1. Field of the Invention
The present invention relates to the field of electronic circuits providing or exploiting a logic signal.
According to a first aspect, the present invention more specifically relates to the forming of a fast logic circuit, for example implementing a non-inverting function. This type of circuit is, for example, used to adapt the level of a logic input signal and is generally designated as a buffer.
2. Discussion of the Related Art
FIG. 1 shows the conventional symbol of such a logic circuit. Circuit 1 includes two supply terminals 2, 3 respectively connected to voltages VDD and GND, the latter generally representing the ground. An input terminal 4 of circuit 1 receives a logic signal IN. Circuit 1 provides, on an output terminal 5, a signal OUT having the same state as input signal IN.
FIG. 2 shows an example of an internal structure of a non-inverting logic circuit 1 in bipolar technology. This circuit essentially includes two transistors, TP1 of PNP type and TN1 of NPN type. Transistor TP1 is the input transistor. Its base is connected to terminal 4 by an input resistor Re1. The emitter of transistor TP1 is connected, by a biasing resistor Rp1, to terminal 2 at voltage VDD. The collector of transistor TP1 is connected to the base of transistor TN1. The emitter of transistor TN1 is connected to ground terminal 3. The collector of transistor TN1 forms output 5 terminal of circuit 1 and is connected, by a resistor Rn, to terminal 2.
The static operation of circuit 1 is the following. If input signal IN is low (ground GND), transistor TP1 is on. Transistor TN1 receives a base current. It is thus also on, and output signal OUT is also low. If the input signal is high (for example, voltage VDD), transistor TP1 is off. No base current is provided to transistor TN1, which is accordingly also off. Output signal OUT then is high, a current flowing through resistor Rn.
FIGS. 3A and 3B illustrate, with timing diagrams, the dynamic operation of the circuit of FIG. 1. FIG. 3A shows an example of the course of input signal IN. FIG. 3B illustrates the corresponding course of output signal OUT.
It is assumed that initially, signal IN is low and that it switches to a high state (voltage V1) at a time t1. The level of signal IN may be different from voltage VDD provided that it is (neglecting the voltage drop in resistor Re1) greater than VDD-VbeP, where VbeP represents the base-emitter voltage of transistor TP1 (approximately 0.6 V). Signal OUT takes a certain time to reach the high level (VDD, neglecting the voltage drop in resistor Rn). The time of switching to the high state (times t1 to t2) essentially depends on the time taken by output transistor TN1 to desaturate.
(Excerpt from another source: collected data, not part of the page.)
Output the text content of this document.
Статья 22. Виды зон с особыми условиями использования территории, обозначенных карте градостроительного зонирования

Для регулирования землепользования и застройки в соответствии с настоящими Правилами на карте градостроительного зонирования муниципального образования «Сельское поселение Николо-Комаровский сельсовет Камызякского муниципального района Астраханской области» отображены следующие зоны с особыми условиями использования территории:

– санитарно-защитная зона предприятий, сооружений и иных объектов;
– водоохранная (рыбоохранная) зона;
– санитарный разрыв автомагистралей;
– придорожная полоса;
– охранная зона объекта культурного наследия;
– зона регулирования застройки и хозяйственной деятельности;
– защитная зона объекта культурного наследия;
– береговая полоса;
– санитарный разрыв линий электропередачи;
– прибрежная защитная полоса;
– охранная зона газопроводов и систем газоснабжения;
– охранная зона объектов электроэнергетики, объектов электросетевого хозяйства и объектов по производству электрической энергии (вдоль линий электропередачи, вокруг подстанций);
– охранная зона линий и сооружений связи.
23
Indeed, when transistor TP1 turns off, charges remain accumulated in the base of transistor TN1 and a certain time is necessary to evacuate them by leakage currents.
The desaturation time of transistor TN1 also depends on:                the output impedance of circuit 1, which cannot be controlled in the forming of the logic circuit itself;        the time taken by transistor TP1 to desaturate by evacuating the charges from its collector into the base of transistor TN1; and        the base current received by transistors TN1 and TP1 upon switching to the low state. The greater these currents, the more time it takes for the transistors to desaturate.        
In FIG. 3A, it is assumed that signal IN switches low at a time t3. The circuit switching is fast in this way and signal OUT reaches the low state at a time t4 close to time t3. Generally the time of switching to the low state is negligible (shorter than 100 nanoseconds). However, the output signal rise time is relatively long, for example, on the order of one microsecond.
A conventional solution to accelerate the rise time is to decrease the base current injected into transistor TN1 upon switching to the low state. For this purpose, the gain of transistor TP1 is decreased or its biasing resistance Rp1 is increased. However, the base current of transistor TN1 must respect the condition of being sufficient to enable its saturating, failing which the switching to the low state will not occur. Further, a significant base current enables fast switching to the high state. Accordingly, a compromise providing the above switching times must most often be made.
Another solution is to provide an additional resistor between the base and the emitter of transistor TN1. However, this solution only has a limited effect since the value of this resistance must still enable saturation of transistor TN1 upon switching to the low state. Further, it causes additional power consumption.
In some applications (for example, in applications where the input terminal may remain unconnected), it is generally desired to minimize the circuit power consumption when the input is high or unconnected. In the circuit of FIG. 2, this condition is fulfilled by the fact that, in the high state, both transistors TP1 and TN1 are off, the power consumption being then limited to that of resistor Rn.